C’est déjà un sérieux indice. Mais ça n’est pas le seul. Dans le cadre d’un autre partenariat avec la Cinémathèque suisse, le NIFFF rediffuse un certain nombre des films qui ont marqué son histoire, parmi lesquels Old Boy, sans doute le premier à avoir offert un rôle marquant à un poulpe : celui d’être dévoré vivant par le personnage principal. Et l’on notera enfin l’audacieuse scénographie élaborée cette année dans le cadre du projet DEEP, qui a consisté à illuminer une partie du fond du lac de Neuchâtel pour permettre aux perches et aux truites locales d’évoluer un instant sous les feux de la rampe.

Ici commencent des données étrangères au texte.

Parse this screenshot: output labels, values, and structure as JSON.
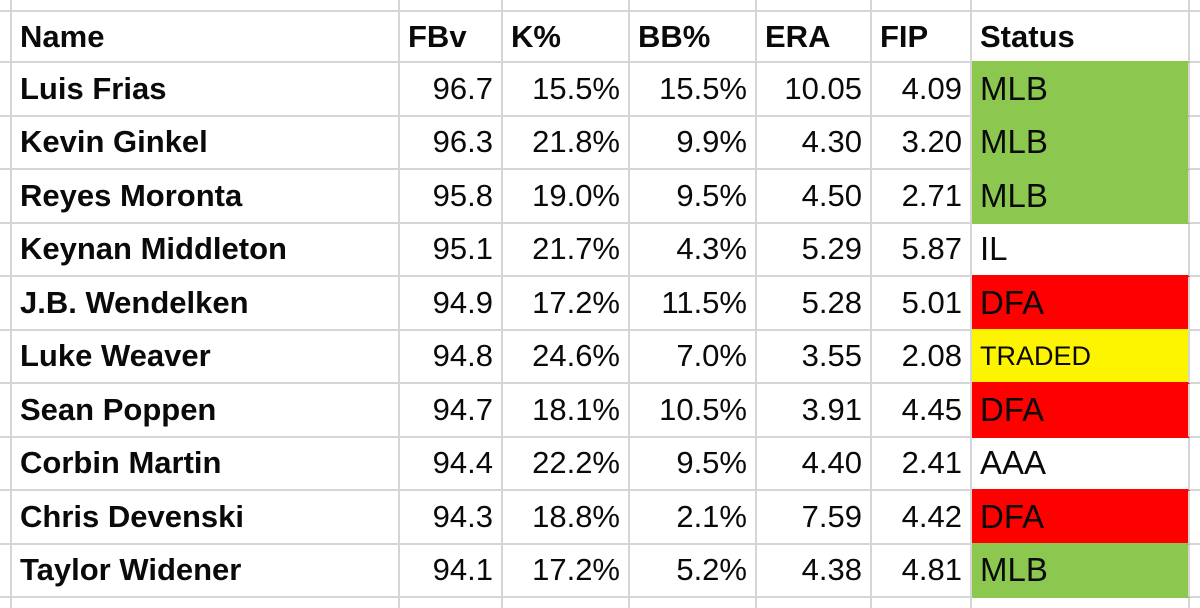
{
  "app": {
    "type": "spreadsheet-table",
    "grid_color": "#d5d5d5",
    "text_color": "#0a0a0a"
  },
  "columns": [
    {
      "id": "name",
      "label": "Name"
    },
    {
      "id": "fbv",
      "label": "FBv"
    },
    {
      "id": "k_pct",
      "label": "K%"
    },
    {
      "id": "bb_pct",
      "label": "BB%"
    },
    {
      "id": "era",
      "label": "ERA"
    },
    {
      "id": "fip",
      "label": "FIP"
    },
    {
      "id": "status",
      "label": "Status"
    }
  ],
  "status_colors": {
    "MLB": "#8cc74f",
    "IL": "#ffffff",
    "DFA": "#fe0000",
    "TRADED": "#fdf400",
    "AAA": "#ffffff"
  },
  "rows": [
    {
      "name": "Luis Frias",
      "fbv": "96.7",
      "k_pct": "15.5%",
      "bb_pct": "15.5%",
      "era": "10.05",
      "fip": "4.09",
      "status": "MLB"
    },
    {
      "name": "Kevin Ginkel",
      "fbv": "96.3",
      "k_pct": "21.8%",
      "bb_pct": "9.9%",
      "era": "4.30",
      "fip": "3.20",
      "status": "MLB"
    },
    {
      "name": "Reyes Moronta",
      "fbv": "95.8",
      "k_pct": "19.0%",
      "bb_pct": "9.5%",
      "era": "4.50",
      "fip": "2.71",
      "status": "MLB"
    },
    {
      "name": "Keynan Middleton",
      "fbv": "95.1",
      "k_pct": "21.7%",
      "bb_pct": "4.3%",
      "era": "5.29",
      "fip": "5.87",
      "status": "IL"
    },
    {
      "name": "J.B. Wendelken",
      "fbv": "94.9",
      "k_pct": "17.2%",
      "bb_pct": "11.5%",
      "era": "5.28",
      "fip": "5.01",
      "status": "DFA"
    },
    {
      "name": "Luke Weaver",
      "fbv": "94.8",
      "k_pct": "24.6%",
      "bb_pct": "7.0%",
      "era": "3.55",
      "fip": "2.08",
      "status": "TRADED"
    },
    {
      "name": "Sean Poppen",
      "fbv": "94.7",
      "k_pct": "18.1%",
      "bb_pct": "10.5%",
      "era": "3.91",
      "fip": "4.45",
      "status": "DFA"
    },
    {
      "name": "Corbin Martin",
      "fbv": "94.4",
      "k_pct": "22.2%",
      "bb_pct": "9.5%",
      "era": "4.40",
      "fip": "2.41",
      "status": "AAA"
    },
    {
      "name": "Chris Devenski",
      "fbv": "94.3",
      "k_pct": "18.8%",
      "bb_pct": "2.1%",
      "era": "7.59",
      "fip": "4.42",
      "status": "DFA"
    },
    {
      "name": "Taylor Widener",
      "fbv": "94.1",
      "k_pct": "17.2%",
      "bb_pct": "5.2%",
      "era": "4.38",
      "fip": "4.81",
      "status": "MLB"
    }
  ]
}
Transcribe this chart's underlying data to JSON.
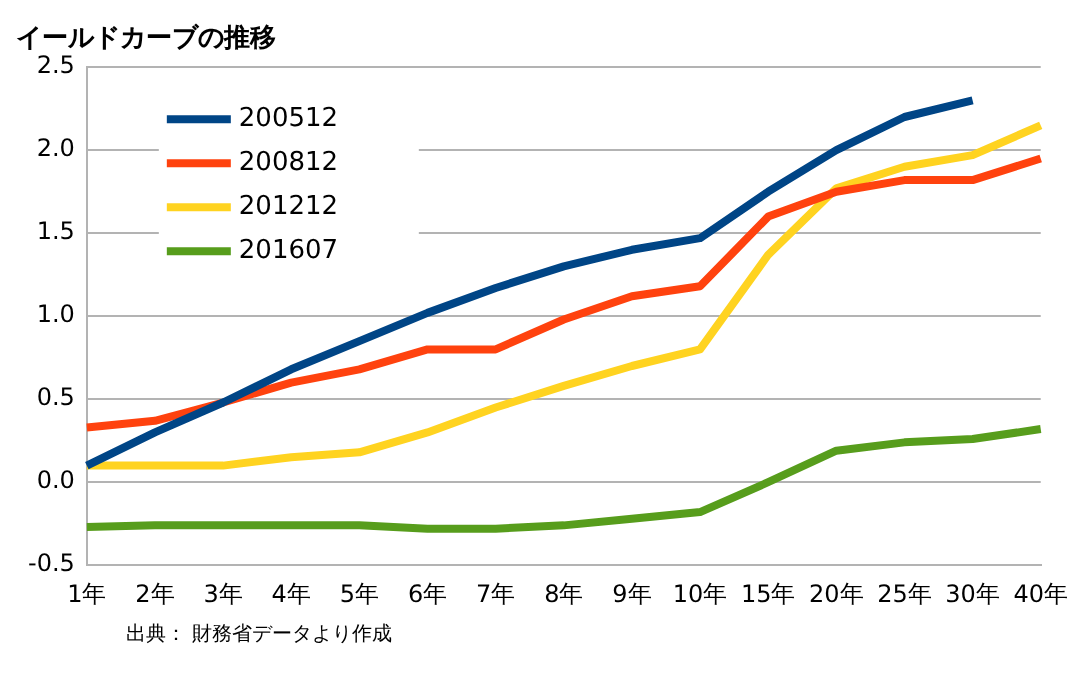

A nos yeux d’humains aussi, le NIFFF est un festival très important, qui est parvenu, en à peine deux décades, à élever le genre fantastique au rang de classique. Son immense mérite, durant ces derniers mois, c’est d’avoir su se réinventer alors même que la majorité de son équipe dirigeante se renouvelait, au terme d’un processus comparable à une métamorphose ovidienne.

Je parlais tout à l’heure de Darwin, mais il serait sans doute plus exact d’évoquer le poète mythologique Ovide pour saluer les évolutions permanentes d’un petit festival devenu grand, et qui attribue chaque année, cela ne peut pas non plus être un hasard, un « Narcisse » au film qu’il choisit de primer. Quoi qu’il en soit, merci au NIFFF qui nous aura fait parler d’Ovide et oublier le Covid.